Great Texts professor invites families to ‘Dine with the Saints’ in new cookbook

Dr. Michael Foley adds "Dining with the Saints" to his series of pastoral books. Grace Everett | Photographer

By Allie Sczech | Reporter

In addition to his academic publications on St. Augustine, professor of patristics Dr. Michael Foley has branched out to write a series of pastoral books. His newest addition, “Dining with the Saints: The Sinner’s Guide to a Righteous Feast,” is a cookbook.

“‘Dining with the Saints’ brings the Catholic liturgical year to life, pairing over two hundred saints’ stories with an irresistible smorgasbord of international recipes,” the cookbook’s description reads.

Foley said the cookbook builds on his previous books that focused on creating the “liturgically correct cocktail,” including “Drinking with the Saints: The Sinner’s Guide to a Holy Happy Hour,” Drinking with Saint Nick: Christmas Cocktails for Sinners and Saints” and “Drinking with Your Patron Saints: The Sinner’s Guide to Honoring Namesakes and Protectors.”

“The purpose of the cocktail books wasn’t to encourage drunkenness,” Foley said. “It was to encourage merriment among couples — the evening cocktail to strengthen the relationship between Mom and Dad.”

Whereas the cocktail books are geared toward couples, Foley said the cookbook is aimed at families and encourages the practice of the family meal.

According to the Family Meals Movement website, the family meal is “the foundation for a healthy nation,” not only improving diets with greater fruit and vegetable consumption but also enhancing family connectedness, problem-solving and communication.

They have done all of these studies that link the loss of the family meal to smaller vocabularies, lower academic performance, high substance abuse [and] more unwanted pregnancy,” Foley said.

Associate professor of philosophy Dr. Tom Ward said he admires Foley for writing a book that addresses traditional ideas that have largely been forgotten.

C.S. Lewis once described himself as a ‘dinosaur’ relative to the modern, post-WW2 generation he was teaching,” Ward said. “Foley, too, is a dinosaur — someone who stands for convictions and manners that so many people have abandoned.”
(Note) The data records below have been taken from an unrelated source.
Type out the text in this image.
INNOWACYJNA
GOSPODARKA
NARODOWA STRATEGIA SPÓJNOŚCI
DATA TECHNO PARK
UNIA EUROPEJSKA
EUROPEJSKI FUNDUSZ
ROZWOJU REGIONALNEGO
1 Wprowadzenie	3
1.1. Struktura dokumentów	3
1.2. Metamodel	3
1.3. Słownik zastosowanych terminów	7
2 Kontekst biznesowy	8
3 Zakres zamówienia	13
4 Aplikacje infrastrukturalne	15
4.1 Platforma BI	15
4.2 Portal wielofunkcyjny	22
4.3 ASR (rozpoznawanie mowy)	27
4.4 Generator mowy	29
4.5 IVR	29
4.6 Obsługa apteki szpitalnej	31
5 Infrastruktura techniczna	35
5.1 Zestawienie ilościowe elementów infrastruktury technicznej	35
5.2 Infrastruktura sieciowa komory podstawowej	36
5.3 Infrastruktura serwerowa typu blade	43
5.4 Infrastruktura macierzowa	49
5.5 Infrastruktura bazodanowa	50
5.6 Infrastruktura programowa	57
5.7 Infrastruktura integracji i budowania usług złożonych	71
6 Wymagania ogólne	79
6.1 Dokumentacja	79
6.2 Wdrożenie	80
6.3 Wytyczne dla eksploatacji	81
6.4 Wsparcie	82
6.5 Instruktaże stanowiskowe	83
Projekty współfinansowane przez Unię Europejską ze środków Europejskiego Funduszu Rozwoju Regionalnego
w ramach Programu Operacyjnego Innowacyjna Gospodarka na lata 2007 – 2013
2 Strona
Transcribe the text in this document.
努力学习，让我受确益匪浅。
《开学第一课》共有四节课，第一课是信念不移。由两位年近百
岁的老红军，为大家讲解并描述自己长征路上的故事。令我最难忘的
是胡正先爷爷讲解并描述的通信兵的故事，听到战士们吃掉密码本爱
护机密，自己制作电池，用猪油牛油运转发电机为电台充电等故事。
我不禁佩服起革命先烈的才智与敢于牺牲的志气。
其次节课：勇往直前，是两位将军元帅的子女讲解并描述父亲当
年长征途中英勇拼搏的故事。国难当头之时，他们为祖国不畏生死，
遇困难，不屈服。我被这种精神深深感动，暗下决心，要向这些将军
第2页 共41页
Ward said Foley is also unique in his ability to write both academic works and more lighthearted pastoral books.

What stands out about Foley as an author is that he can go back and forth between technical, scholarly writing and enjoyable, accessible writing, Ward said. “But when he is in his ‘popular’ mode, he is still bringing his great learning to bear on whatever he’s writing about, whether it’s an obscure Catholic custom or the proper way to mix a martini.”